1. Définition du terme importé en français
Le terme de « Sofware », parfois traduit en français par « logiciel », demeure dans certains contextes employé tel quel en français. La définition qui suit permet de s’en faire une idée générale de ce que le terme englobe.
« A simple definition of software is that it is the set of instructions that direct a computer to do a specific task. Every machine has it1. »
Paul E., CERUZZI, A History of Modern Computing – 2nd ed., Cambridge, MA, The MIT Press, 2003, p. 80.

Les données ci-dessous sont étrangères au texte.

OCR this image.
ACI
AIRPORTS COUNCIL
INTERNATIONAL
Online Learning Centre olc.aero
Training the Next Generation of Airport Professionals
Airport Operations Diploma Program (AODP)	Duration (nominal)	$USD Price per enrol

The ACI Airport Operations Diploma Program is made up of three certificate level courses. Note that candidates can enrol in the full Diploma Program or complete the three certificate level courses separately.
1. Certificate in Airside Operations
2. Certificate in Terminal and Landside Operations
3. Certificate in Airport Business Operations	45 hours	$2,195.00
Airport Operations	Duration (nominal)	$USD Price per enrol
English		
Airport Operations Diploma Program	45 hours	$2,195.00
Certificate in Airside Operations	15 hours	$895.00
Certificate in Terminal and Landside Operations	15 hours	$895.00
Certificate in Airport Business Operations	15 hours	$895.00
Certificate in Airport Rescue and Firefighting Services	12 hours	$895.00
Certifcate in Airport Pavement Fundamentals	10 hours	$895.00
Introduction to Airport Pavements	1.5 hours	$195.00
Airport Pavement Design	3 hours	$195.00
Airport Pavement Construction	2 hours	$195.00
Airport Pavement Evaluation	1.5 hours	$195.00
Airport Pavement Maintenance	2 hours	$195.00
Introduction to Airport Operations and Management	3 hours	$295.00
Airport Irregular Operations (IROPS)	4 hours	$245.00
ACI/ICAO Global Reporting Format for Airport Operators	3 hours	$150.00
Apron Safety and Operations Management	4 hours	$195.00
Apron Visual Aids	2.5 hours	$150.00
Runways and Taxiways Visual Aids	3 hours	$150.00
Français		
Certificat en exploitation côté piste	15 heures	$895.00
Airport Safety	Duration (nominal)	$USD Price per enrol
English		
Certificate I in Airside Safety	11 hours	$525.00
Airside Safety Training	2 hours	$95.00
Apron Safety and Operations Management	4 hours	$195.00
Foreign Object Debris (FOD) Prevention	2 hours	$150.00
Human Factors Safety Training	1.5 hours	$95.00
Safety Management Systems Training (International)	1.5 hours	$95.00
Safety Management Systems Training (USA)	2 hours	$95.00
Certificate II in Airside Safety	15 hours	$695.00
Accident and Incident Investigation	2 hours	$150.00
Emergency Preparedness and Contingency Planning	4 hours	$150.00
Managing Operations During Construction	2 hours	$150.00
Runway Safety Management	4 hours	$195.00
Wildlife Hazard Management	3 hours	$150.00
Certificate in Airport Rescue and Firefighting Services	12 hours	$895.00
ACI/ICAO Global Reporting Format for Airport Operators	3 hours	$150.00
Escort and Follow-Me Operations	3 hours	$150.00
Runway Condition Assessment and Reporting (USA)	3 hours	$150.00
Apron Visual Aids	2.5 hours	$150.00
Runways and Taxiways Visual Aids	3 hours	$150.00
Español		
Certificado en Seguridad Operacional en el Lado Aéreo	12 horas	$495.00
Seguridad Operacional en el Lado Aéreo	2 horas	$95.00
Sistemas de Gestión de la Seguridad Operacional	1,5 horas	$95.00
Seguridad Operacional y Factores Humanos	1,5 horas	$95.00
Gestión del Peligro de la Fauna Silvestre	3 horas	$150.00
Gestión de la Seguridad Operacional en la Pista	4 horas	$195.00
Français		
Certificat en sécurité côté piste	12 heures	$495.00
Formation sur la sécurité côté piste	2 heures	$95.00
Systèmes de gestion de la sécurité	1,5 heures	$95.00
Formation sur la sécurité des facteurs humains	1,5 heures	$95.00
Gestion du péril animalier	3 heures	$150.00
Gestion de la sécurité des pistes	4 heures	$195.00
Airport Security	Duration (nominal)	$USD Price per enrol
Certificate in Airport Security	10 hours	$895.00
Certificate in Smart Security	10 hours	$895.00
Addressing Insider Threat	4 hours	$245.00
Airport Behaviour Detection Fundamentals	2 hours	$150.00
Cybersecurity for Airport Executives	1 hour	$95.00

Pour approfondir cette définition succincte, rappelons que l’informatique, les computer sciences et tous autres domaines associés aux machines computationnelles, séparent les termes de software et de hardware. Ces deux notions sont intrinsèquement liées et pensées simultanément tout en donnant lieu à deux définitions autonomes et complémentaires. Cette scission permet de percevoir les machines en distinguant symboliquement les entités concrètes (microcontrôleurs, processeurs, RAM etc.) des entités abstraites (programmes, code sources, algorithmes etc.) Le terme software qualifie l’ensemble de ces entités abstraites. Il se compose des méthodes, des logiques, des programmes, qui gouvernent les machines. La notion est souvent, si ce n’est exclusivement, expliqué en relation au hardware, qui sert de fondement théorique pour circonscrire une définition négative : si le software en lui-même est difficile à délimiter, il est tout ce que le hardware n’est pas, c’est-à-dire tout ce qui n’est pas strictement de la matière sensible, concrète. C’est ce que confirme l’occurrence suivante :
« SOFTWARE n.m. est emprunté (1966) à l'argot des ingénieurs américains, formé plaisamment sur le modèle de hardware « quincaillerie », par opposition de soft « mou » à hard « dur ». Soft est d'origine germanique (néerlandais zacht). Cet anglicisme, abrégé en soft n. m. (1971) et entré dans le vocabulaire international de l'informatique, désigne l'ensemble des moyens d'utilisation, des programmes, etc., d'un système informatique, par opposition aux éléments matériels. L'équivalent français logiciel (1972), largement répandu, a pratiquement éliminé software, mais soft et hard n.m. sont toujours en usage. »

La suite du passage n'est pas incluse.